There are limitations to Keyword as well - these are often not drawn from a controlled vocabulary, nor are Keyword terms consistently applied. Keyword and Subject are often also used interchangeably.
There is some history to this - see the Acknowledgement at the end of the schema.org Dataset description (http://schema.org/Dataset):
"This class is based upon W3C DCAT work, and benefits from collaboration around the DCAT, ADMS and VoID vocabularies. See http://www.w3.org/wiki/WebSchemas/Datasets for full details and mappings."

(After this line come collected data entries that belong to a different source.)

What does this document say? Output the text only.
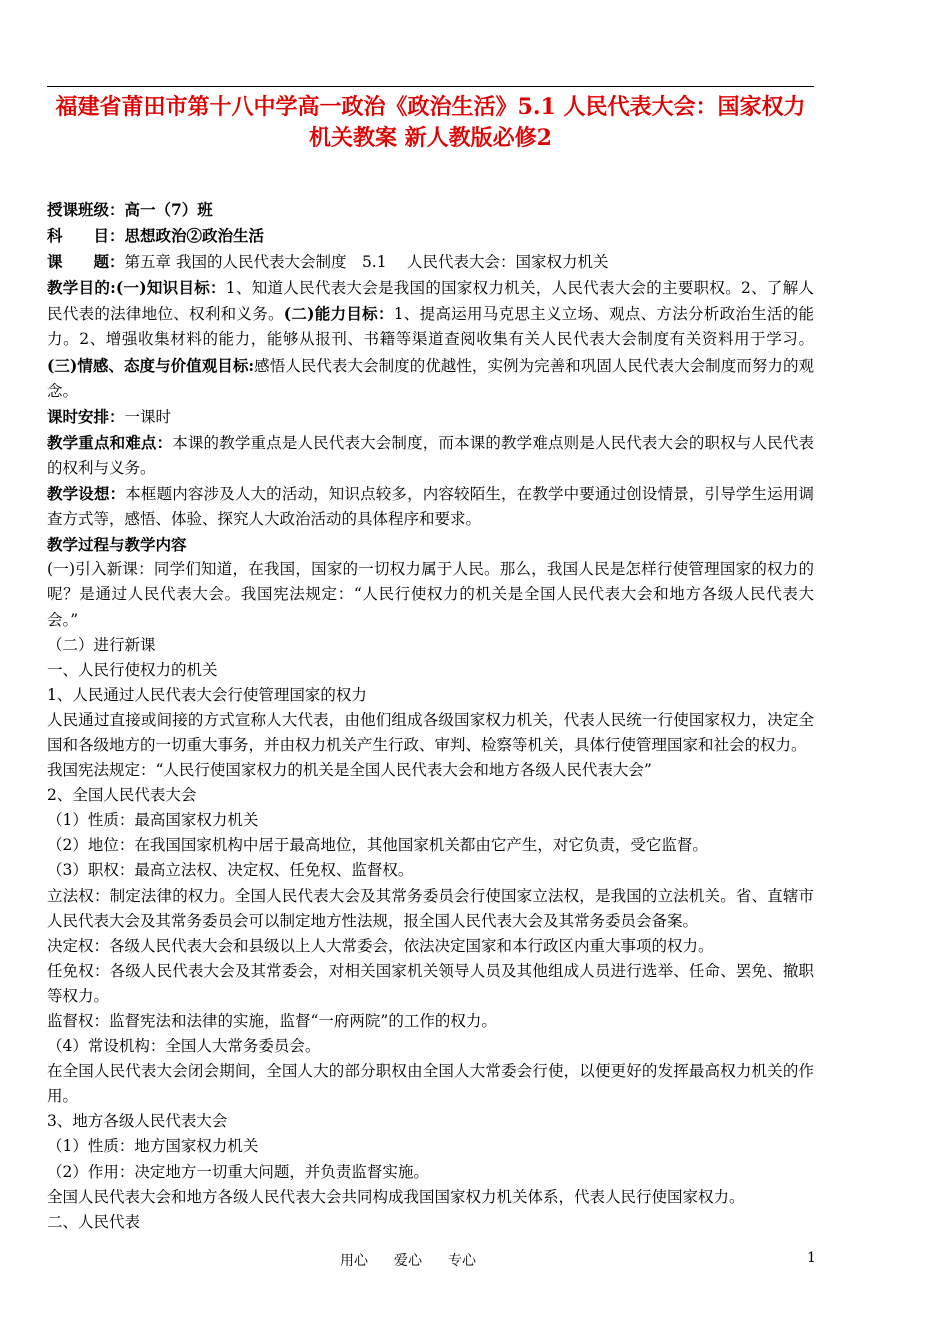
福建省莆田市第十八中学高一政治《政治生活》5.1 人民代表大会：国家权力机关教案 新人教版必修2

授课班级：高一（7）班

科　　目：思想政治②政治生活

课　　题：第五章 我国的人民代表大会制度　5.1　 人民代表大会：国家权力机关

教学目的:(一)知识目标：1、知道人民代表大会是我国的国家权力机关，人民代表大会的主要职权。2、了解人民代表的法律地位、权利和义务。(二)能力目标：1、提高运用马克思主义立场、观点、方法分析政治生活的能力。2、增强收集材料的能力，能够从报刊、书籍等渠道查阅收集有关人民代表大会制度有关资料用于学习。(三)情感、态度与价值观目标:感悟人民代表大会制度的优越性，实例为完善和巩固人民代表大会制度而努力的观念。

课时安排：一课时

教学重点和难点：本课的教学重点是人民代表大会制度，而本课的教学难点则是人民代表大会的职权与人民代表的权利与义务。

教学设想：本框题内容涉及人大的活动，知识点较多，内容较陌生，在教学中要通过创设情景，引导学生运用调查方式等，感悟、体验、探究人大政治活动的具体程序和要求。

教学过程与教学内容

(一)引入新课：同学们知道，在我国，国家的一切权力属于人民。那么，我国人民是怎样行使管理国家的权力的呢？是通过人民代表大会。我国宪法规定：“人民行使权力的机关是全国人民代表大会和地方各级人民代表大会。”

（二）进行新课

一、人民行使权力的机关

1、人民通过人民代表大会行使管理国家的权力

人民通过直接或间接的方式宣称人大代表，由他们组成各级国家权力机关，代表人民统一行使国家权力，决定全国和各级地方的一切重大事务，并由权力机关产生行政、审判、检察等机关，具体行使管理国家和社会的权力。

我国宪法规定：“人民行使国家权力的机关是全国人民代表大会和地方各级人民代表大会”

2、全国人民代表大会

（1）性质：最高国家权力机关

（2）地位：在我国国家机构中居于最高地位，其他国家机关都由它产生，对它负责，受它监督。

（3）职权：最高立法权、决定权、任免权、监督权。

立法权：制定法律的权力。全国人民代表大会及其常务委员会行使国家立法权，是我国的立法机关。省、直辖市人民代表大会及其常务委员会可以制定地方性法规，报全国人民代表大会及其常务委员会备案。

决定权：各级人民代表大会和县级以上人大常委会，依法决定国家和本行政区内重大事项的权力。

任免权：各级人民代表大会及其常委会，对相关国家机关领导人员及其他组成人员进行选举、任命、罢免、撤职等权力。

监督权：监督宪法和法律的实施，监督“一府两院”的工作的权力。

（4）常设机构：全国人大常务委员会。

在全国人民代表大会闭会期间，全国人大的部分职权由全国人大常委会行使，以便更好的发挥最高权力机关的作用。

3、地方各级人民代表大会

（1）性质：地方国家权力机关

（2）作用：决定地方一切重大问题，并负责监督实施。

全国人民代表大会和地方各级人民代表大会共同构成我国国家权力机关体系，代表人民行使国家权力。

二、人民代表

用心 爱心 专心	1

The VoID vocabulary (https://www.w3.org/TR/void/#subject) includes a discussion of what should be included as a "subject", while the DCAT "dataset" includes a "keyword" (https://dvcs.w3.org/hg/gld/raw-file/default/dcat/index.html#Property:dataset_keyword), and Dublin Core includes DC:subject (http://purl.org/dc/elements/1.1/subject).
I think the most useful discussion on this from the above is the VoID proposal:
https://www.w3.org/TR/void/#subject
They start with asking a question: "When someone wants to select a dataset, one of the fundamental questions is, what does the dataset actually offer?" My concern is that I'm not sure that describing something as "Social Science" (which is what mapping schema.org/keyword to dataverse/subject will do) will really help the user much.
Unfortunately I don't have a better approach for you on this - just highlighting the limitations of the Dataverse Subject field in this area.